A program called Cluster Exploratory has been developed to provide funding for research designed to run on a large-scale computing platform. This could be the first of many funding programs for research pertaining to finding derived from this data and lead to substantial scientific findings. Anderson wrote, “Correlation supersedes causation, and science can advance even without coherent models, unified theories, or really any mechanistic explanation at all.”

Data Driven Media

The uses of Big Data are expanding beyond the technological and business worlds into the realm of entertainment. In regards to this expansion, The New York Times ran an article by David Carr, “Giving Viewers What They Want,” which addressed the growing uses of Big Data within the media industry. There is debate about whether data from Netflix users can be reliable in determining the success or failure of a new program, but it seems that “House of Cards” is the Netflix success story.
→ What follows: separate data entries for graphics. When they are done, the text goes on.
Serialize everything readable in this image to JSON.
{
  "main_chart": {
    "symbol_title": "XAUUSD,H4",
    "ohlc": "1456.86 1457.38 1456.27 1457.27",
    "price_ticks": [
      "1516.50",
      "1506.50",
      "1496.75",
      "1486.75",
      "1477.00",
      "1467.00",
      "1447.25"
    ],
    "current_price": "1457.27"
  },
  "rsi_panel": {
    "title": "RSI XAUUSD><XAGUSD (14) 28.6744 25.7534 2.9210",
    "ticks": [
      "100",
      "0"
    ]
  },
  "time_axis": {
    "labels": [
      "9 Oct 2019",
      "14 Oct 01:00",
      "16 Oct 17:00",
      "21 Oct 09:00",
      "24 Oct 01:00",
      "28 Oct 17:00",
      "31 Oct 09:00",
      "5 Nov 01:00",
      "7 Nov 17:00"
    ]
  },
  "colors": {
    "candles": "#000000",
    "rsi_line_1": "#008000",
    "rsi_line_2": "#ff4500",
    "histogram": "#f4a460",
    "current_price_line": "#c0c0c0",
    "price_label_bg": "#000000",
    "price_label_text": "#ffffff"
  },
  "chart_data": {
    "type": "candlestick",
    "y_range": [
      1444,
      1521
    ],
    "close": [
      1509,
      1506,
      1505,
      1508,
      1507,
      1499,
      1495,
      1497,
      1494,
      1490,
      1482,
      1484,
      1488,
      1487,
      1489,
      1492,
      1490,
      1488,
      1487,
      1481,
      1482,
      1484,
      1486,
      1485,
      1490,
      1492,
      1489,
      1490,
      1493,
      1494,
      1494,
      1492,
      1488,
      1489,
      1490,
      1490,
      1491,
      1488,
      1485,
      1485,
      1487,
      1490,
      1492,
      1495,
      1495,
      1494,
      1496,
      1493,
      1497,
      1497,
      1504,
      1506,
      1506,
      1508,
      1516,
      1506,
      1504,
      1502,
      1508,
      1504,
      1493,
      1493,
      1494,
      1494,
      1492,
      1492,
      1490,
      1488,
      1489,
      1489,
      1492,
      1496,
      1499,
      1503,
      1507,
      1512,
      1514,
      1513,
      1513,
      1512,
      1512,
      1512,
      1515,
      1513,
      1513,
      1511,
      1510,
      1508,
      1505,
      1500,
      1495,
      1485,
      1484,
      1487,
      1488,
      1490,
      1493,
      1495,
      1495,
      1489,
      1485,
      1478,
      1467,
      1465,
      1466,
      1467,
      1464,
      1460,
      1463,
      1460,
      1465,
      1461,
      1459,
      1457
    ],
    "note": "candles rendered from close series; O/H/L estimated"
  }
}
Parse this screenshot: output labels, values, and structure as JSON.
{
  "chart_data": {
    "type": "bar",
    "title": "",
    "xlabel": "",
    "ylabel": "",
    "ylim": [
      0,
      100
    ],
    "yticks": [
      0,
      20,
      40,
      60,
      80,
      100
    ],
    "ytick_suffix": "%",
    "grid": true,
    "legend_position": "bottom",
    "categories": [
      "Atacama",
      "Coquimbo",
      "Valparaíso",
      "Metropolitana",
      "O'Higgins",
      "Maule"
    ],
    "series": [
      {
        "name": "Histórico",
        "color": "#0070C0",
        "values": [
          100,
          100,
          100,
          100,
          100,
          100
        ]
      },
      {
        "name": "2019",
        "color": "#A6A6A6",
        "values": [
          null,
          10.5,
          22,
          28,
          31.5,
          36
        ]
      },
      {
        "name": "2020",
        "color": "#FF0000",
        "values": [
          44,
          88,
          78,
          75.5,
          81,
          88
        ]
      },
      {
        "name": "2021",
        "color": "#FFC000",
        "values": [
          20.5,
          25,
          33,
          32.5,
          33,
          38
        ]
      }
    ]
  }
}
Netflix recently used Big Data to analyze information gleaned from their 33 million subscribers worldwide to develop a concept for their new original program “House of Cards.” Based on the data, they combined well-reviewed actors, themes and directors to create a show their viewers would love. “Film and television producers have always used data…, but as a technology company that distributes and now produces content, Netflix has mind-boggling access to consumer sentiment in real time,” Carr writes.

Despite the apparent success, some – including John Langford, president of FX – are skeptical of data being an indicator of response to innovative programs. Langford is quoted: “Data can only tell you what people have liked before.” Alternatively, Rick Smolan, author of “The Human Face of Big Data,” was quoted stating, knowing what viewers are watching gives Netflix a competitive edge when developing programming.

If Big Data becomes the trend for developing television concepts, we may see a rise in consumer-driven decisions in other media from design to content, writer or medium. This is already happening on a smaller scale, but with an increase in data the possibility for input and innovation is limitless.